If your mix needs to be turned down before mastering, you’re losing essential dynamics, and you’ll end up with an arguably worse sounding mix than you started.
More volume tends to be construed as a synonym of more energy. Mixing too loud however, is a sure fire way to prevent proper level balancing.
This is because when you turn your volume up, you’re instantly receiving a more energetic, and dynamic sound. When these “faux” dynamics get confused with the actual mix dynamics, your mix will suffer.
If your mix bus is too loud, you’re more likely to misjudge your levels. Try listening to some of your favourite mixes at a low volume.
You’ll notice the mixes sound just as dynamic and full when they’re quiet, just as much as they are when they’re loud. That’s exactly what proper balancing is.
Mastering is after all, a process that deals with normalizing audio to work over a large spectrum of listening environments. You don’t want the only way to listen to your song. be on max volume.
TIP: If you’re struggling with mixing at a lower volume, turn your headphones or monitors up louder than usual. This way, you’re scaling your volume perception and will end up mixing a much more well-balanced track.
As we stated earlier, the best headroom levels to prepare your mix for a mastering engineer are -6dB Peak level and -18 dBFS RMS or LUFS integrated. Mixing with that exact goal in mind is the best way, to get a good master.
If you’re mixing without a proper loudness goal in mind, you’ll inevitably have to do extra levelling work at the end of the mixing process, to get your mix levels balanced.
Best way to start levelling your mix is by starting with the loudest elements first.

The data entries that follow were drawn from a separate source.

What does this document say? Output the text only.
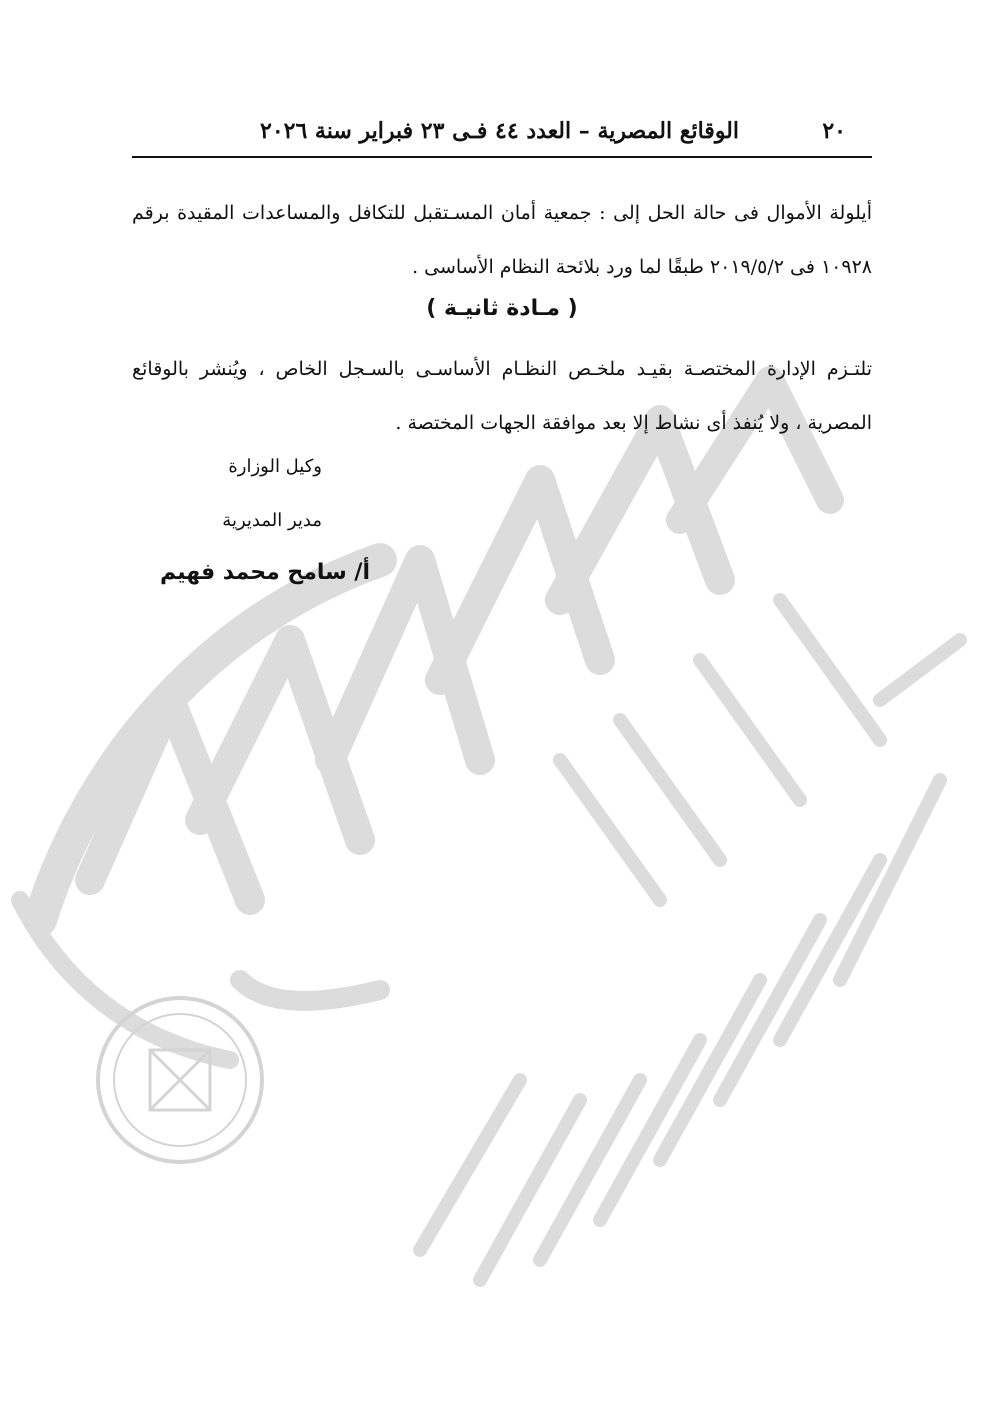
٢٠
الوقائع المصرية – العدد ٤٤ فـى ٢٣ فبراير سنة ٢٠٢٦
أيلولة الأموال فى حالة الحل إلى : جمعية أمان المسـتقبل للتكافل والمساعدات المقيدة برقم ١٠٩٢٨ فى ٢٠١٩/٥/٢ طبقًا لما ورد بلائحة النظام الأساسى .
( مـادة ثانيـة )
تلتـزم الإدارة المختصـة بقيـد ملخـص النظـام الأساسـى بالسـجل الخاص ، ويُنشر بالوقائع المصرية ، ولا يُنفذ أى نشاط إلا بعد موافقة الجهات المختصة .
وكيل الوزارة
مدير المديرية
أ/ سامح محمد فهيم
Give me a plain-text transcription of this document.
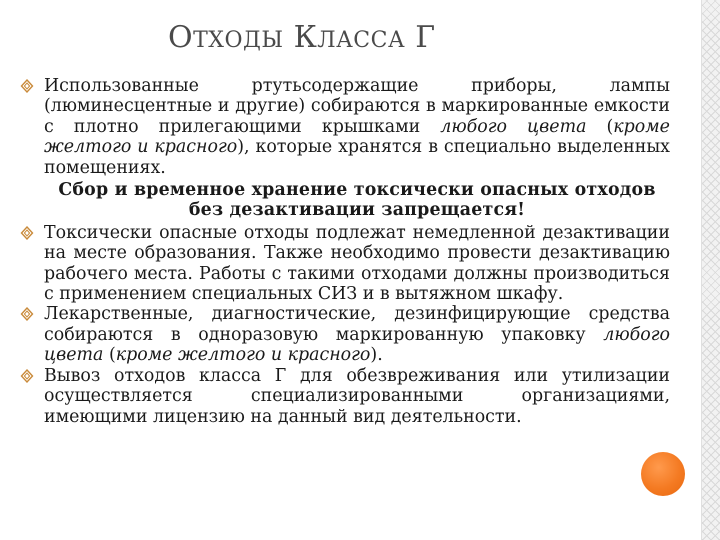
ОТХОДЫ КЛАССА Г
Использованные ртутьсодержащие приборы, лампы (люминесцентные и другие) собираются в маркированные емкости с плотно прилегающими крышками любого цвета (кроме желтого и красного), которые хранятся в специально выделенных помещениях.
Сбор и временное хранение токсически опасных отходов без дезактивации запрещается!
Токсически опасные отходы подлежат немедленной дезактивации на месте образования. Также необходимо провести дезактивацию рабочего места. Работы с такими отходами должны производиться с применением специальных СИЗ и в вытяжном шкафу.
Лекарственные, диагностические, дезинфицирующие средства собираются в одноразовую маркированную упаковку любого цвета (кроме желтого и красного).
Вывоз отходов класса Г для обезвреживания или утилизации осуществляется специализированными организациями, имеющими лицензию на данный вид деятельности.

For example, we’d usually start a mix by levelling the kick, bass and other main focus elements. The main element of your track should dictate the loudness.
If your song is based around the kick rhythm, start off by adjusting the kick level in your daw to hit the loudness target you want to achieve.
Continue going down the list from most important audio channels, to least important. This way, you’re ending up with a mix, that is balanced, and focused on the elements you want to be in focus.
Gain structure, and final mixdown levels are extremely important for the mastering engineer, since their work is very much dependent on how good the original mix is.
A mix that is too low will introduce some noise, as well as make your dynamics worse, while a mix that is too hot, will still affect clarity when mastered.
A mastering engineer needs room to breathe. Give them a hot mix, and other than turning the whole mix down, there’s not much that can be done in terms of mastering.
Engineers around the world will thank you, if you just leave enough head room and don’t squash your dynamics with limiting.
To summarize: before sending a mix off to a mastering engineer, make sure you leave around -6dB Peak volume, and -18 LUFS integrated in headroom.
If you’re mastering for streaming, focus on around -12 LUFS integrated, but be careful not to mix too loud or not loud enough to not sacrifice any necessary dynamics.
All that being the case, trusting your ears is still the most important thing if you’re going to do your own post production.
Hopefully this article has helped you get some clear guidelines to follow, when mixing and mastering music and sound for streaming.